The misidentification might be partly because he and one of the victims had a common surname.
The Associated Press and local news reports said Dr. José Roberto Leonel Ferreira, a recently retired doctor and professor, was among the passengers who died in the crash. (Voepass’ list of passengers included “Jose Fer.”)
The Brazilian College of Radiology and Imaging Diagnosis published a short statement about José Roberto Leonel Ferreira’s death.
“It is with great sadness that we announce the death of Dr. José Roberto Leonel Ferreira,” read the statement, which identified him as a “full member” of the organization. “Owner of the Dr. Leonel Ferreira Imaging Center, opened 27 years ago in Cascavel, he was among the 62 occupants of the Voepass plane that crashed on Friday afternoon in Vinhedo.”
The statement also said José Roberto Leonel Ferreira had been an assistant professor at Unioeste.
Unioeste, also known as The State University of Western Paraná, posted a statement of condolence that mentioned José Roberto Leonel Ferreira, too. It described him as a recently retired professor and owner of an imaging center in Cascavel, Brazil, according to Google’s translation.
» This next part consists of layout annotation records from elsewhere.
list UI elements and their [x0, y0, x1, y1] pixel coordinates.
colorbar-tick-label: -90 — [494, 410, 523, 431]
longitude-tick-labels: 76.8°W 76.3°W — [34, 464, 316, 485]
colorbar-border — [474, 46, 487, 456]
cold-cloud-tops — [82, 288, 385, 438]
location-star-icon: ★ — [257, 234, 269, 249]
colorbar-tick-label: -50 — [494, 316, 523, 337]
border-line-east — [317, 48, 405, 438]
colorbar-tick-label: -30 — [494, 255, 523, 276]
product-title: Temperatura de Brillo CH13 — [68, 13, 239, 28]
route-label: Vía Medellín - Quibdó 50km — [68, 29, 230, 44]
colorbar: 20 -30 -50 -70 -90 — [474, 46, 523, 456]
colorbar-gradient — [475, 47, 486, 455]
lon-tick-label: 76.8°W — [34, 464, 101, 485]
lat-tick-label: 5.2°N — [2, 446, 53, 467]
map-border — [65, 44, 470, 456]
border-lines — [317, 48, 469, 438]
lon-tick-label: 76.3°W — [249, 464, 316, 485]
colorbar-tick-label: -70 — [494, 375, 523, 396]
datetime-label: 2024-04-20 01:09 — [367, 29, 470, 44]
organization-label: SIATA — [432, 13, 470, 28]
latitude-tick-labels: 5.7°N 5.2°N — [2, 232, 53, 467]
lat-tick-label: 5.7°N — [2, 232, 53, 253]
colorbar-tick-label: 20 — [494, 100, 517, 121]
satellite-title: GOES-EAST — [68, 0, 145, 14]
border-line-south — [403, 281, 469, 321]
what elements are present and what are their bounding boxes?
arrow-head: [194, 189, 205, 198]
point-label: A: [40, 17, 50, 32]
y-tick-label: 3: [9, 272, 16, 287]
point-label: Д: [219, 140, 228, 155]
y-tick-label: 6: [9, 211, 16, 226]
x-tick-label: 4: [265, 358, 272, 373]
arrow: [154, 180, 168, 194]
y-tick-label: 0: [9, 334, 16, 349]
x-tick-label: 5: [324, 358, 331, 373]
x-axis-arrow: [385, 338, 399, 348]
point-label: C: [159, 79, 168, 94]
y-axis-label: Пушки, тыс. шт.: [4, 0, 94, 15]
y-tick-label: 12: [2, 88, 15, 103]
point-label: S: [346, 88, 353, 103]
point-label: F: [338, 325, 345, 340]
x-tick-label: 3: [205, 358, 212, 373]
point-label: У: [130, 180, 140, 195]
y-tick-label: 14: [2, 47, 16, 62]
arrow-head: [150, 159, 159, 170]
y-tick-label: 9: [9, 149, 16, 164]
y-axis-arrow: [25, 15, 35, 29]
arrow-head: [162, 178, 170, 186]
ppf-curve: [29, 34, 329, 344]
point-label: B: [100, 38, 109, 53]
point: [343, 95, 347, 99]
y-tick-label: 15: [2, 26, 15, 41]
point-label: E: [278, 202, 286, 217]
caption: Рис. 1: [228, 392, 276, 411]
The deadly crash’s cause is undetermined and under investigation, but PolitiFact searched using Google and the Nexis news database and found no reliable reports showing that authorities believed the incident was an intentional attack or linked to any one person — cancer researcher or otherwise — being aboard.
Our ruling
A Facebook post claimed that “Dr. Leo Ferreira,” a cancer researcher shown in a video clip, was on the plane that crashed Aug. 9 in Brazil.
The video showed Leonardo Ferreira, an immunologist who works at the Medical University of South Carolina. Ferreira did not die in the plane crash. He rebutted such claims in an Aug. 12 X post, days after the crash.
Dr. José Roberto Leonel Ferreira, a professor and radiologist with an imaging center in Brazil, died in the crash, according to news reports.
We rate this claim False.
Editor’s Note: Google Translate was used throughout the research of this story to translate websites and statements into English.